Whether the film is a real representation of people’s lives is immaterial; it seems like it is real. It feels real. It smells real. It almost tastes real. The writing is close to flawless and the acting is so natural you feel that the film is almost a documentary—excepting the fact that people are usually not so natural in documentaries.
Often, “Iranian” films that are seen in the West are never actually screened in Iran. They are made by brave people bucking the system. Sometimes they are good. Sometimes not so much but people in the West are loathe to attack a film that was so difficult to make. This film, apparently, is an exception to this. I heard it was a hit in Iran (I have some questions as to what that means). But there is at least some indication people in the Islamic Republic connected to it. That is what a “hit” is indicative of a film that somehow connects with people on some level. This fact sometimes makes me unable to fall asleep at night, I wake up shrieking “No…NO…Rob Schneider,” then I realize he hasn’t had a hit for years and I fall asleep for a bit until some specter resembling Michael Bay pulls off the covers and rolls me onto the floor.
What is most fascinating about A Separation is how those DASTARDLY Iranians are not ranting mullahs or slick politicians but people very much like Americans. They do stupid things. They lose their tempers. They have to deal with bureaucracy. They love their kids. They worry about if they are doing the right thing. Sometimes they lie.
But I didn’t start writing this with an aim of castigating fanatics—here or there. This film shows how similar we are, not how different. We face the exact same things—a rocky marriage, dealing with our kids, parents who get old and sick and trying to fit our religious beliefs into the reality of our everyday lives. The film has a great deal in it about differing levels of belief and the conflict between the educated and uneducated, between the middle class and the poor.
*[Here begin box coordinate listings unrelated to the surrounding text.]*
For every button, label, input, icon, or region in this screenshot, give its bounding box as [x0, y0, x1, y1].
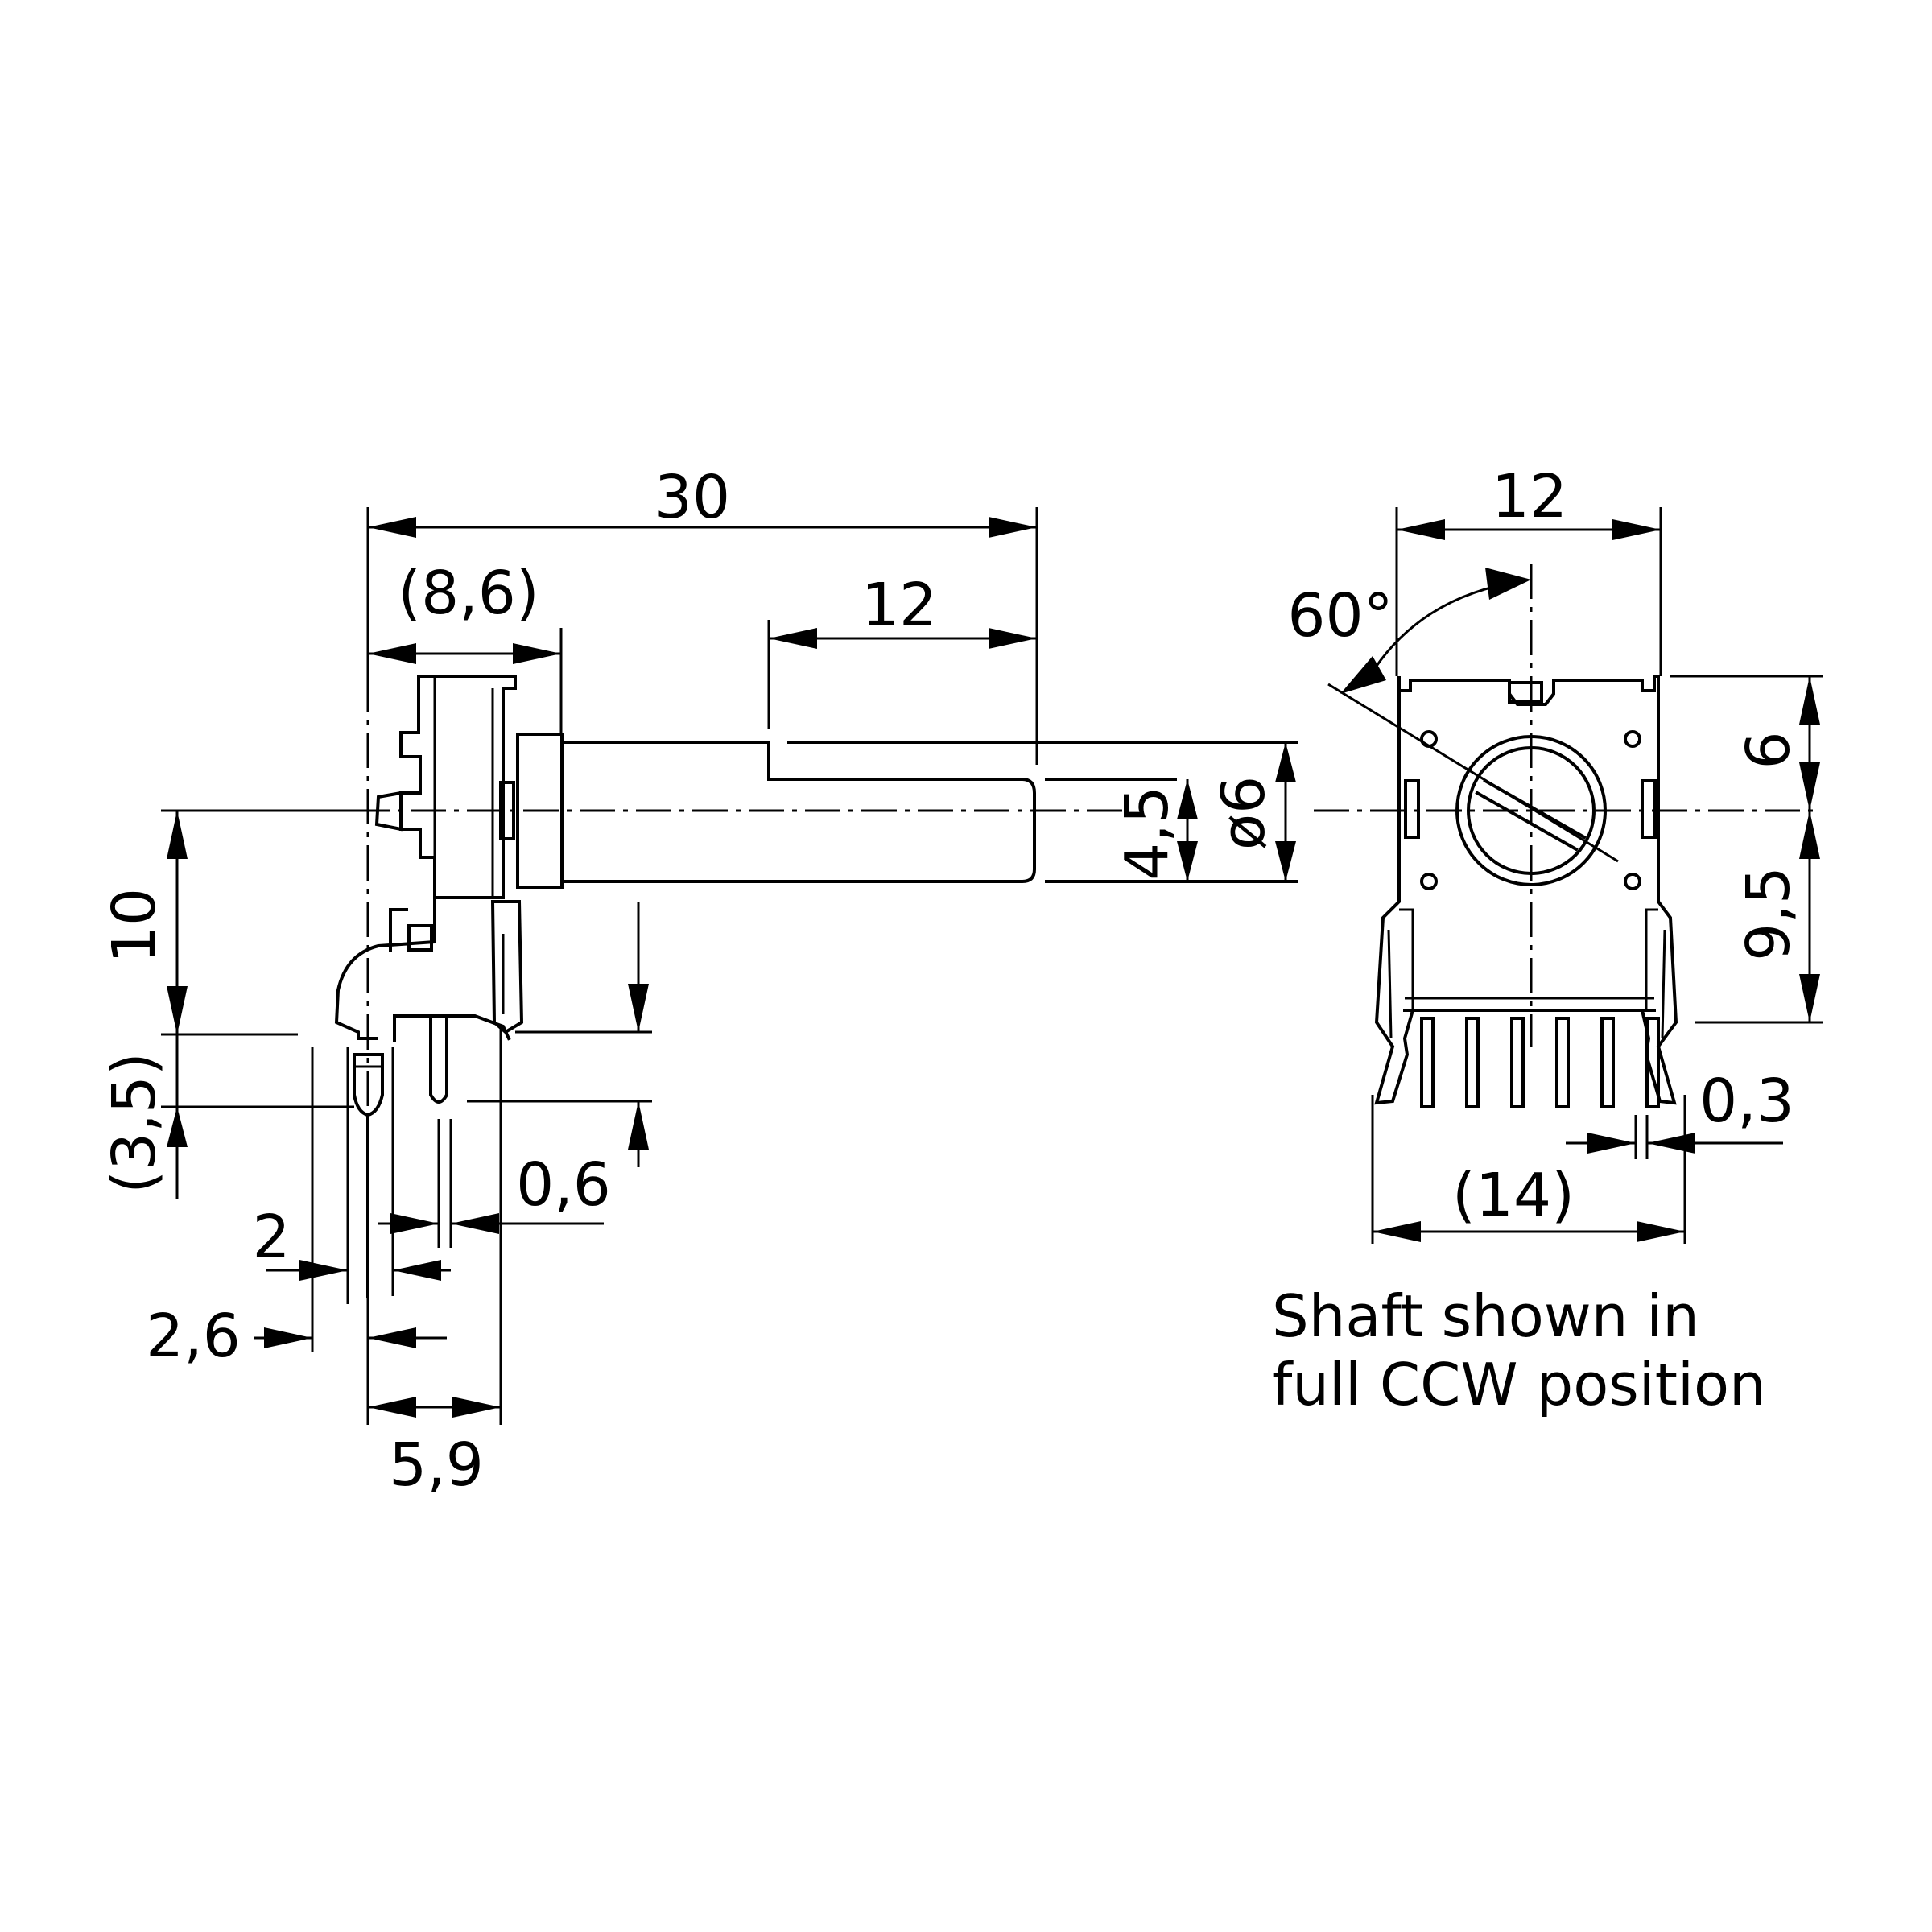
- dim-shaft-dia-label: ø6: [1209, 776, 1278, 850]
- dim-standoff: (3,5): [100, 1034, 354, 1199]
- note-line-2: full CCW position: [1272, 1351, 1766, 1418]
- note-line-1: Shaft shown in: [1272, 1282, 1699, 1350]
- dim-axis-height: 10: [100, 809, 354, 1036]
- dim-bracket-thickness: 0,3: [1566, 1067, 1794, 1159]
- dim-flat-12-label: 12: [861, 571, 937, 640]
- dim-mount-pitch: 2,6: [146, 1302, 447, 1371]
- dim-front-heights: 6 9,5: [1670, 675, 1823, 1024]
- side-shaft: [560, 741, 1298, 883]
- dim-pin-row-offset: 5,9: [366, 1026, 502, 1500]
- front-shaft: [1327, 683, 1619, 886]
- dim-overall-length: 30: [366, 463, 1038, 765]
- dim-0-6-label: 0,6: [516, 1150, 611, 1220]
- dim-3-5-label: (3,5): [100, 1052, 169, 1193]
- dim-10-label: 10: [100, 888, 169, 964]
- front-view: 60° 12 6 9,5: [1272, 462, 1823, 1418]
- dim-pin-pitch: 2: [252, 1203, 451, 1281]
- dim-6-label: 6: [1734, 731, 1803, 769]
- dim-front-12-label: 12: [1492, 462, 1567, 531]
- dim-14-label: (14): [1452, 1161, 1575, 1230]
- dim-0-3-label: 0,3: [1699, 1067, 1794, 1136]
- front-body: [1374, 675, 1678, 1105]
- front-pins: [1420, 1017, 1660, 1108]
- side-body: [374, 675, 564, 899]
- dim-4-5-label: 4,5: [1113, 786, 1182, 881]
- dim-2-label: 2: [252, 1203, 290, 1272]
- dim-60-label: 60°: [1287, 581, 1393, 650]
- dim-body-depth: (8,6): [368, 559, 563, 733]
- dim-flat-length: 12: [767, 571, 1037, 729]
- dim-9-5-label: 9,5: [1734, 866, 1803, 961]
- dim-8-6-label: (8,6): [398, 559, 539, 628]
- side-bracket: [311, 896, 524, 1304]
- dim-bracket-span: (14): [1371, 1095, 1686, 1244]
- dim-front-width: 12: [1395, 462, 1662, 676]
- dim-terminal-height: [467, 902, 652, 1167]
- dim-angle: 60°: [1287, 568, 1531, 694]
- dim-5-9-label: 5,9: [389, 1430, 484, 1500]
- dim-shaft-sections: 4,5 ø6: [1113, 742, 1296, 881]
- dim-2-6-label: 2,6: [146, 1302, 241, 1371]
- side-view: 30 (8,6) 12 4,5 ø6: [100, 463, 1298, 1500]
- dim-30-label: 30: [654, 463, 730, 532]
- dim-pin-width: 0,6: [378, 1150, 611, 1234]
Change the religion to Christian and the language to English and most of the film could take place in Omaha.
The biggest difference between “us and them,” in the context of the film is that Iranians at least think about emigrating. Americans, traditionally, do not. That is a small thing. There may be better foreign films out there this year. But it is to be hoped that this one wins the Oscar in that category. The world needs to take a deep breath and see that Iranians are people—regardless of how we view their government.